SINGAPORE (Nov 12): Singapore state investor Temasek Holdings Pte will start reporting its air miles, water, paper and electricity usage from this financial year, according to Chief Executive Officer Ho Ching.

“We encourage others to join us to report electricity and water consumption, as well as any direct emissions,” she said at a summit in Singapore Tuesday.

Ho also reiterated the group’s commitment to “halve the greenhouse gas emissions of our entire portfolio by 2030” and said Temasek would study how it can shape a carbon neutral portfolio “sooner than later.”

“The biggest challenge in the coming decade is to reduce the greenhouse gases, like CO2, or methane,” she said. “The risk of stranded assets is real. Ask any coal-fired power-plant owner in the U.S., and now increasingly, in India.”

Temasek is pushing clean energy and ESG -- environmental, social and governance -- initiatives, saying last month it’s considering setting up a new unit to house renewable power projects as it increasingly eyes investments outside of fossil fuels.

Its stance on ESG issues mirrors many other large global investors that now actively favor sustainable deals. People familiar with the matter said in October that Temasek had decided against investing in Saudi Aramco’s initial public offering, in part over environmental concerns.

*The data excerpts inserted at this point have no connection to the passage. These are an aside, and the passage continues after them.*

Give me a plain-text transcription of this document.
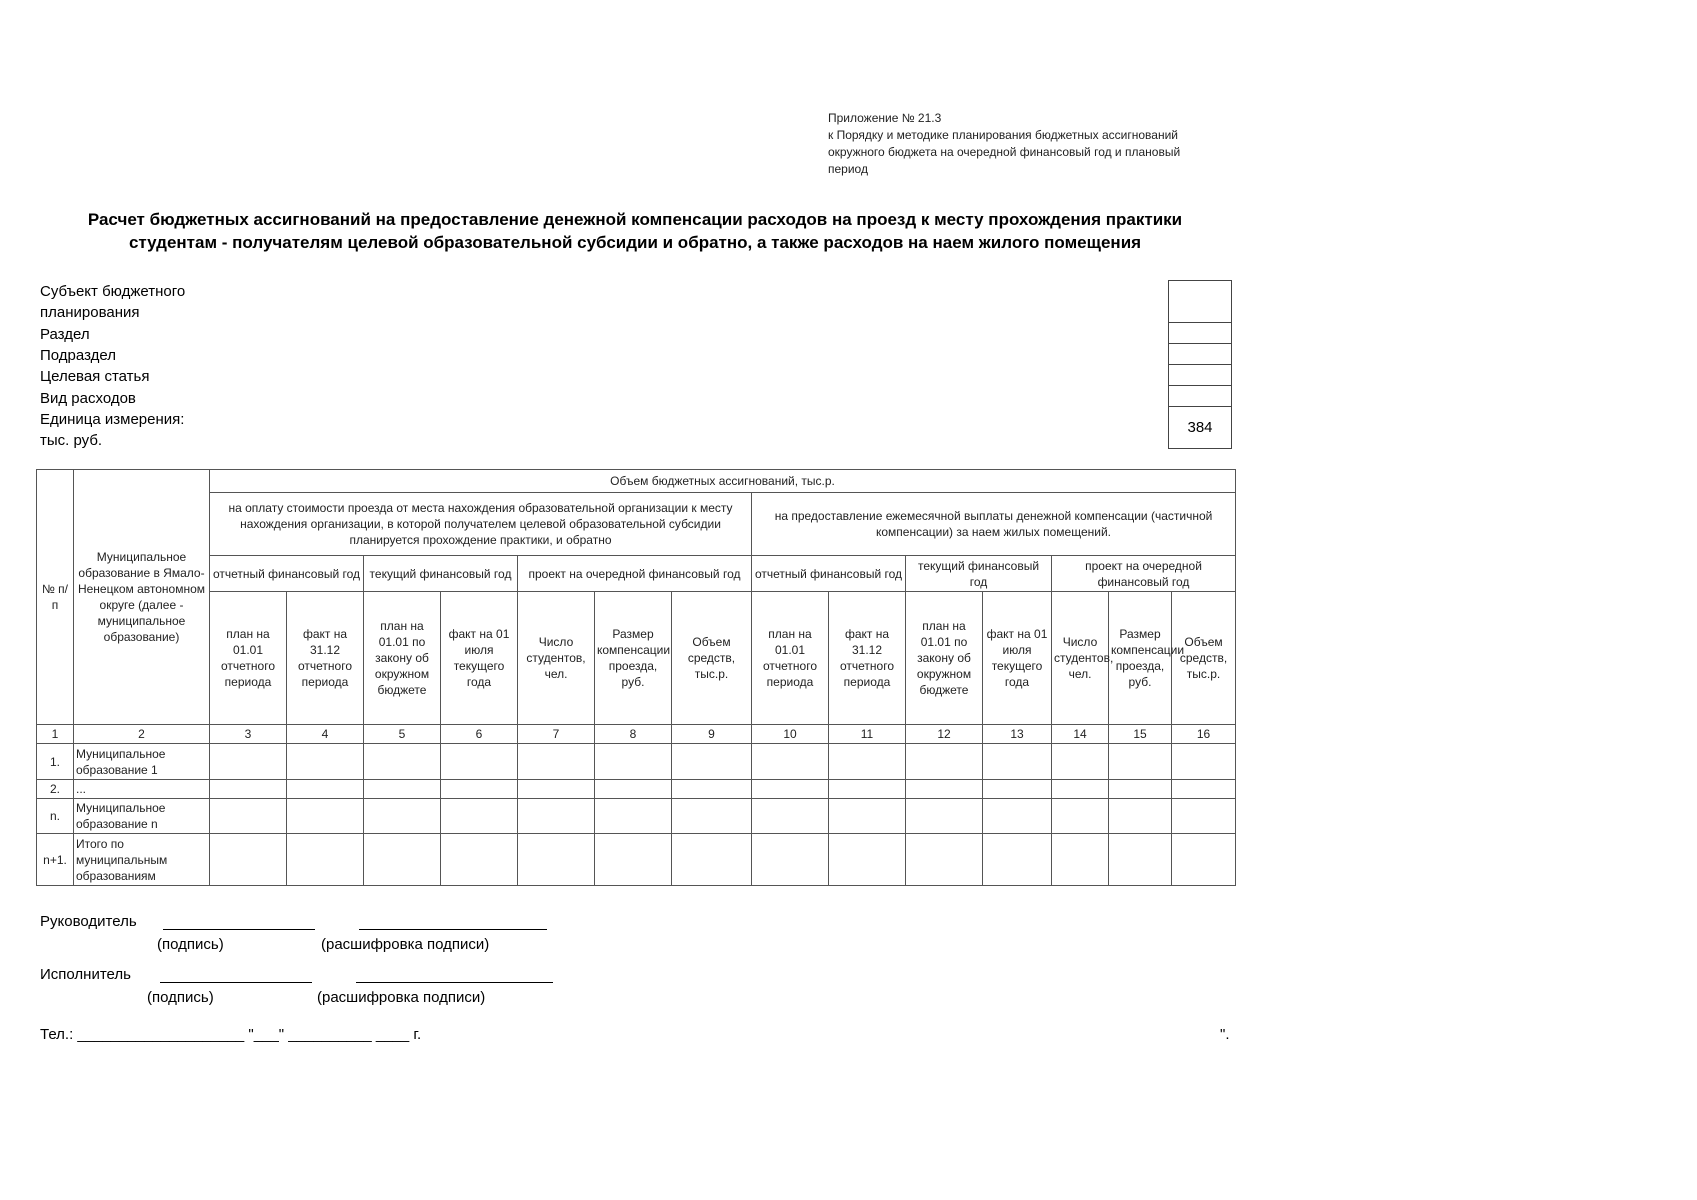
Приложение № 21.3
к Порядку и методике планирования бюджетных ассигнований
окружного бюджета на очередной финансовый год и плановый
период
Расчет бюджетных ассигнований на предоставление денежной компенсации расходов на проезд к месту прохождения практики
студентам - получателям целевой образовательной субсидии и обратно, а также расходов на наем жилого помещения
Субъект бюджетного
планирования
Раздел
Подраздел
Целевая статья
Вид расходов
Единица измерения:
тыс. руб.

384
№ п/п	Муниципальное образование в Ямало-Ненецком автономном округе (далее - муниципальное образование)	Объем бюджетных ассигнований, тыс.р.													
		на оплату стоимости проезда от места нахождения образовательной организации к месту нахождения организации, в которой получателем целевой образовательной субсидии планируется прохождение практики, и обратно							на предоставление ежемесячной выплаты денежной компенсации (частичной компенсации) за наем жилых помещений.						
		отчетный финансовый год		текущий финансовый год		проект на очередной финансовый год			отчетный финансовый год		текущий финансовый год		проект на очередной финансовый год		
		план на 01.01 отчетного периода	факт на 31.12 отчетного периода	план на 01.01 по закону об окружном бюджете	факт на 01 июля текущего года	Число студентов, чел.	Размер компенсации проезда, руб.	Объем средств, тыс.р.	план на 01.01 отчетного периода	факт на 31.12 отчетного периода	план на 01.01 по закону об окружном бюджете	факт на 01 июля текущего года	Число студентов, чел.	Размер компенсации проезда, руб.	Объем средств, тыс.р.
1	2	3	4	5	6	7	8	9	10	11	12	13	14	15	16
1.	Муниципальное образование 1														
2.	...														
n.	Муниципальное образование n														
n+1.	Итого по муниципальным образованиям														
Руководитель
(подпись)	(расшифровка подписи)
Исполнитель
(подпись)	(расшифровка подписи)
Тел.: ____________________ "___" __________ ____ г.	".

Temasek is one of the world’s largest deal-makers, investing $24 billion in the financial year ended March alone across a range of asset classes. About 3% of its portfolio is tied up in energy and resources and its ability to invest for the long term makes it an ideal shareholder for many companies.

The move not to back Aramco doesn’t preclude Temasek from making other potentially contentious investments in the future. It’s a legacy investor in oil-rig builder Keppel Corp., which it plans to take control of in deal worth about $4 billion.